“I focus on fiber arts, sustainability, and slow fashion.
I’m an artist, writer, and crafter working across disciplines to explore environmental and social issues through traditional craft techniques. Mostly, I rethink the relationship between fiber art, sustainability, and slow fashion. Since August 2013 I’ve been on a fashion fast, Make Thrift Mend, to focus on mending, plant dyes, and prioritizing handmade or secondhand garments instead of buying new clothing. I also grow, forage, and harvest dye plants near my farmhouse in the Hudson Valley.
My work has appeared in galleries, magazines, theaters, books, juried craft fairs, and alternative arts venues like the tiny house my husband built out of reclaimed materials. I published my first book,The Paper Playhouse: Awesome Art Projects for Kids Using Paper, Boxes, and Books in January 2015 and my second book, Mending Matters: Stitch, Patch, and Repair Your Favorite Denim & More with Abrams Books in October 2018. I’ve received artist awards, grants, and residencies from the Vermont Studio Center, Zellerbach Family Foundation, Puffin Foundation, Creative Capacity Fund, and InstarLodge among others. My now-retired blog, Made by Katrina, won the Country Living Blue Ribbon Blogger Award.
I hold a BA in Environmental Studies and an MFA in Creative Writing but I’ve been working with arts organizations and making fiber arts for two decades. In 2013, shortly after the Rana Plaza garment factory collapsed in Dhaka Bangladesh, I combined my work and passions into one project, Make Thrift Mend. This project allows me to use my various training in sustainability, fiber arts, writing, and community organizing with a single focus on sustainable fashion.
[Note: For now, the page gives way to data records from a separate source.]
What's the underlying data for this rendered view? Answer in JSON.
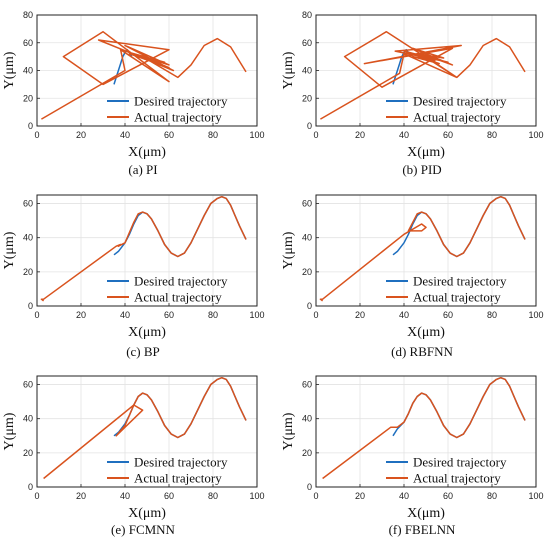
{
  "colors": {
    "desired": "#1f6fbf",
    "actual": "#d9531e",
    "axis": "#222222",
    "grid": "#e3e3e3"
  },
  "chart_data": [
    {
      "type": "line",
      "caption": "(a) PI",
      "xlabel": "X(μm)",
      "ylabel": "Y(μm)",
      "xlim": [
        0,
        100
      ],
      "ylim": [
        0,
        80
      ],
      "xticks": [
        0,
        20,
        40,
        60,
        80,
        100
      ],
      "yticks": [
        0,
        20,
        40,
        60,
        80
      ],
      "grid": true,
      "legend_location": "lower-right",
      "series": [
        {
          "name": "Desired trajectory",
          "color": "#1f6fbf",
          "x": [
            35,
            36,
            37,
            38,
            39,
            40,
            41,
            42,
            43
          ],
          "y": [
            30,
            35,
            40,
            45,
            50,
            53,
            55,
            53,
            50
          ]
        },
        {
          "name": "Actual trajectory",
          "color": "#d9531e",
          "x": [
            2,
            40,
            38,
            60,
            30,
            12,
            30,
            60,
            28,
            62,
            40,
            60,
            42,
            58,
            44,
            55,
            45,
            54,
            47,
            56,
            42,
            60,
            48,
            64,
            70,
            76,
            82,
            88,
            95
          ],
          "y": [
            5,
            40,
            55,
            32,
            68,
            50,
            30,
            55,
            62,
            40,
            58,
            44,
            53,
            46,
            52,
            47,
            51,
            48,
            50,
            45,
            52,
            42,
            50,
            35,
            44,
            58,
            63,
            57,
            39
          ]
        }
      ]
    },
    {
      "type": "line",
      "caption": "(b) PID",
      "xlabel": "X(μm)",
      "ylabel": "Y(μm)",
      "xlim": [
        0,
        100
      ],
      "ylim": [
        0,
        80
      ],
      "xticks": [
        0,
        20,
        40,
        60,
        80,
        100
      ],
      "yticks": [
        0,
        20,
        40,
        60,
        80
      ],
      "grid": true,
      "legend_location": "lower-right",
      "series": [
        {
          "name": "Desired trajectory",
          "color": "#1f6fbf",
          "x": [
            35,
            36,
            37,
            38,
            39,
            40,
            41,
            42,
            43
          ],
          "y": [
            30,
            35,
            40,
            45,
            50,
            53,
            55,
            53,
            50
          ]
        },
        {
          "name": "Actual trajectory",
          "color": "#d9531e",
          "x": [
            2,
            38,
            40,
            64,
            32,
            13,
            30,
            62,
            22,
            66,
            36,
            60,
            40,
            56,
            44,
            54,
            46,
            58,
            44,
            62,
            48,
            64,
            70,
            76,
            82,
            88,
            95
          ],
          "y": [
            5,
            38,
            52,
            35,
            68,
            50,
            28,
            56,
            45,
            58,
            54,
            46,
            54,
            45,
            50,
            47,
            52,
            49,
            56,
            44,
            52,
            35,
            44,
            58,
            63,
            57,
            39
          ]
        }
      ]
    },
    {
      "type": "line",
      "caption": "(c) BP",
      "xlabel": "X(μm)",
      "ylabel": "Y(μm)",
      "xlim": [
        0,
        100
      ],
      "ylim": [
        0,
        65
      ],
      "xticks": [
        0,
        20,
        40,
        60,
        80,
        100
      ],
      "yticks": [
        0,
        20,
        40,
        60
      ],
      "grid": true,
      "legend_location": "lower-right",
      "series": [
        {
          "name": "Desired trajectory",
          "color": "#1f6fbf",
          "x": [
            35,
            37,
            40,
            42,
            44,
            46,
            48,
            50,
            52,
            55,
            58,
            61,
            64,
            67,
            70,
            73,
            76,
            79,
            82,
            84,
            86,
            88,
            90,
            92,
            95
          ],
          "y": [
            30,
            32,
            37,
            42,
            48,
            53,
            55,
            54,
            51,
            44,
            36,
            31,
            29,
            31,
            37,
            45,
            53,
            60,
            63,
            64,
            63,
            59,
            53,
            47,
            39
          ]
        },
        {
          "name": "Actual trajectory",
          "color": "#d9531e",
          "x": [
            3,
            2,
            3,
            36,
            38,
            37,
            40,
            42,
            44,
            46,
            48,
            50,
            52,
            55,
            58,
            61,
            64,
            67,
            70,
            73,
            76,
            79,
            82,
            84,
            86,
            88,
            90,
            92,
            95
          ],
          "y": [
            3,
            4,
            4,
            35,
            36,
            35,
            37,
            43,
            49,
            54,
            55,
            54,
            51,
            44,
            36,
            31,
            29,
            31,
            37,
            45,
            53,
            60,
            63,
            64,
            63,
            59,
            53,
            47,
            39
          ]
        }
      ]
    },
    {
      "type": "line",
      "caption": "(d) RBFNN",
      "xlabel": "X(μm)",
      "ylabel": "Y(μm)",
      "xlim": [
        0,
        100
      ],
      "ylim": [
        0,
        65
      ],
      "xticks": [
        0,
        20,
        40,
        60,
        80,
        100
      ],
      "yticks": [
        0,
        20,
        40,
        60
      ],
      "grid": true,
      "legend_location": "lower-right",
      "series": [
        {
          "name": "Desired trajectory",
          "color": "#1f6fbf",
          "x": [
            35,
            37,
            40,
            42,
            44,
            46,
            48,
            50,
            52,
            55,
            58,
            61,
            64,
            67,
            70,
            73,
            76,
            79,
            82,
            84,
            86,
            88,
            90,
            92,
            95
          ],
          "y": [
            30,
            32,
            37,
            42,
            48,
            53,
            55,
            54,
            51,
            44,
            36,
            31,
            29,
            31,
            37,
            45,
            53,
            60,
            63,
            64,
            63,
            59,
            53,
            47,
            39
          ]
        },
        {
          "name": "Actual trajectory",
          "color": "#d9531e",
          "x": [
            3,
            2,
            3,
            40,
            48,
            50,
            48,
            42,
            44,
            46,
            48,
            50,
            52,
            55,
            58,
            61,
            64,
            67,
            70,
            73,
            76,
            79,
            82,
            84,
            86,
            88,
            90,
            92,
            95
          ],
          "y": [
            3,
            4,
            4,
            42,
            48,
            46,
            44,
            44,
            49,
            54,
            55,
            54,
            51,
            44,
            36,
            31,
            29,
            31,
            37,
            45,
            53,
            60,
            63,
            64,
            63,
            59,
            53,
            47,
            39
          ]
        }
      ]
    },
    {
      "type": "line",
      "caption": "(e) FCMNN",
      "xlabel": "X(μm)",
      "ylabel": "Y(μm)",
      "xlim": [
        0,
        100
      ],
      "ylim": [
        0,
        65
      ],
      "xticks": [
        0,
        20,
        40,
        60,
        80,
        100
      ],
      "yticks": [
        0,
        20,
        40,
        60
      ],
      "grid": true,
      "legend_location": "lower-right",
      "series": [
        {
          "name": "Desired trajectory",
          "color": "#1f6fbf",
          "x": [
            35,
            37,
            40,
            42,
            44,
            46,
            48,
            50,
            52,
            55,
            58,
            61,
            64,
            67,
            70,
            73,
            76,
            79,
            82,
            84,
            86,
            88,
            90,
            92,
            95
          ],
          "y": [
            30,
            32,
            37,
            42,
            48,
            53,
            55,
            54,
            51,
            44,
            36,
            31,
            29,
            31,
            37,
            45,
            53,
            60,
            63,
            64,
            63,
            59,
            53,
            47,
            39
          ]
        },
        {
          "name": "Actual trajectory",
          "color": "#d9531e",
          "x": [
            3,
            44,
            48,
            36,
            40,
            42,
            44,
            46,
            48,
            50,
            52,
            55,
            58,
            61,
            64,
            67,
            70,
            73,
            76,
            79,
            82,
            84,
            86,
            88,
            90,
            92,
            95
          ],
          "y": [
            5,
            48,
            45,
            30,
            36,
            42,
            48,
            53,
            55,
            54,
            51,
            44,
            36,
            31,
            29,
            31,
            37,
            45,
            53,
            60,
            63,
            64,
            63,
            59,
            53,
            47,
            39
          ]
        }
      ]
    },
    {
      "type": "line",
      "caption": "(f) FBELNN",
      "xlabel": "X(μm)",
      "ylabel": "Y(μm)",
      "xlim": [
        0,
        100
      ],
      "ylim": [
        0,
        65
      ],
      "xticks": [
        0,
        20,
        40,
        60,
        80,
        100
      ],
      "yticks": [
        0,
        20,
        40,
        60
      ],
      "grid": true,
      "legend_location": "lower-right",
      "series": [
        {
          "name": "Desired trajectory",
          "color": "#1f6fbf",
          "x": [
            35,
            37,
            40,
            42,
            44,
            46,
            48,
            50,
            52,
            55,
            58,
            61,
            64,
            67,
            70,
            73,
            76,
            79,
            82,
            84,
            86,
            88,
            90,
            92,
            95
          ],
          "y": [
            30,
            34,
            38,
            43,
            49,
            53,
            55,
            54,
            51,
            44,
            36,
            31,
            29,
            31,
            37,
            45,
            53,
            60,
            63,
            64,
            63,
            59,
            53,
            47,
            39
          ]
        },
        {
          "name": "Actual trajectory",
          "color": "#d9531e",
          "x": [
            3,
            34,
            37,
            40,
            42,
            44,
            46,
            48,
            50,
            52,
            55,
            58,
            61,
            64,
            67,
            70,
            73,
            76,
            79,
            82,
            84,
            86,
            88,
            90,
            92,
            95
          ],
          "y": [
            5,
            35,
            35,
            38,
            43,
            49,
            53,
            55,
            54,
            51,
            44,
            36,
            31,
            29,
            31,
            37,
            45,
            53,
            60,
            63,
            64,
            63,
            59,
            53,
            47,
            39
          ]
        }
      ]
    }
  ]
}
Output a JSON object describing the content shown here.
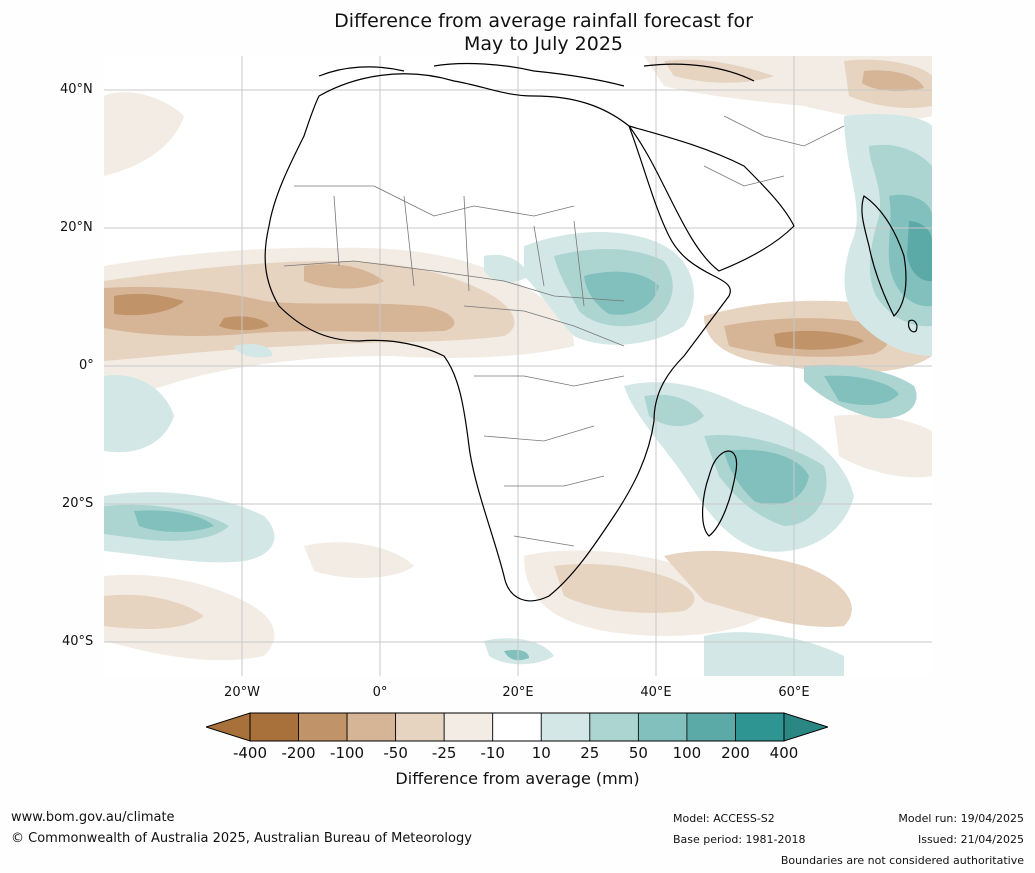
{
  "title": {
    "line1": "Difference from average rainfall forecast for",
    "line2": "May to July 2025"
  },
  "map": {
    "lat_ticks": [
      "40°N",
      "20°N",
      "0°",
      "20°S",
      "40°S"
    ],
    "lon_ticks": [
      "20°W",
      "0°",
      "20°E",
      "40°E",
      "60°E"
    ],
    "colors": {
      "c1": "#a8703a",
      "c2": "#c09368",
      "c3": "#d6b496",
      "c4": "#e6d3c0",
      "c5": "#f2ece5",
      "c6": "#ffffff",
      "c7": "#d3e8e6",
      "c8": "#acd5d2",
      "c9": "#82c0bd",
      "c10": "#5baaa8",
      "c11": "#2f9592"
    }
  },
  "colorbar": {
    "ticks": [
      "-400",
      "-200",
      "-100",
      "-50",
      "-25",
      "-10",
      "10",
      "25",
      "50",
      "100",
      "200",
      "400"
    ],
    "colors": [
      "#a8703a",
      "#c09368",
      "#d6b496",
      "#e6d3c0",
      "#f2ece5",
      "#ffffff",
      "#d3e8e6",
      "#acd5d2",
      "#82c0bd",
      "#5baaa8",
      "#2f9592"
    ],
    "label": "Difference from average (mm)"
  },
  "footer": {
    "url": "www.bom.gov.au/climate",
    "copyright": "© Commonwealth of Australia 2025, Australian Bureau of Meteorology",
    "model": "Model: ACCESS-S2",
    "base_period": "Base period: 1981-2018",
    "model_run": "Model run: 19/04/2025",
    "issued": "Issued: 21/04/2025",
    "disclaimer": "Boundaries are not considered authoritative"
  }
}
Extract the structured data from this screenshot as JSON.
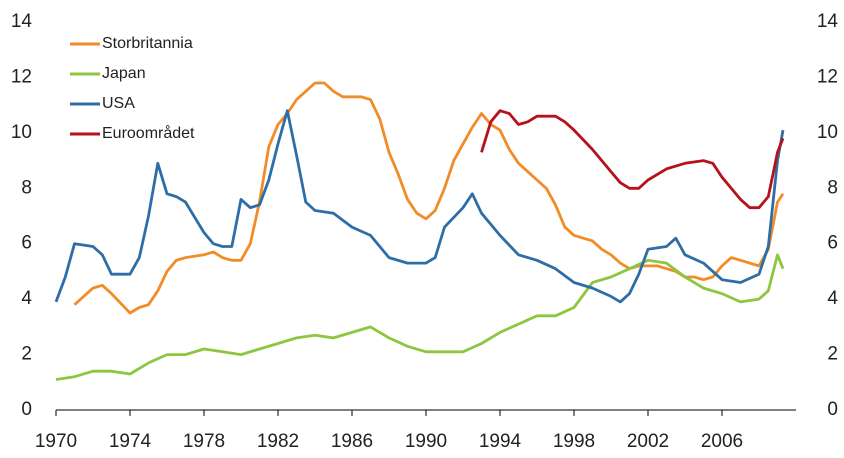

I’m originally from Horseheads, NY, then I spent two decades between Brooklyn, NY; San Francisco, CA; and Oakland, CA before returning to Upstate NY in 2015. I now live in the Hudson Valley, two hours north of Manhattan, with my artist husband and our two beautiful sons. We’re slowly renovating our 200-year-old farmhouse and converting the adjacent carriage barn into our art studios. We’re planting fruit trees, establishing gardens, tending dye plants, and raising chickens and bees.”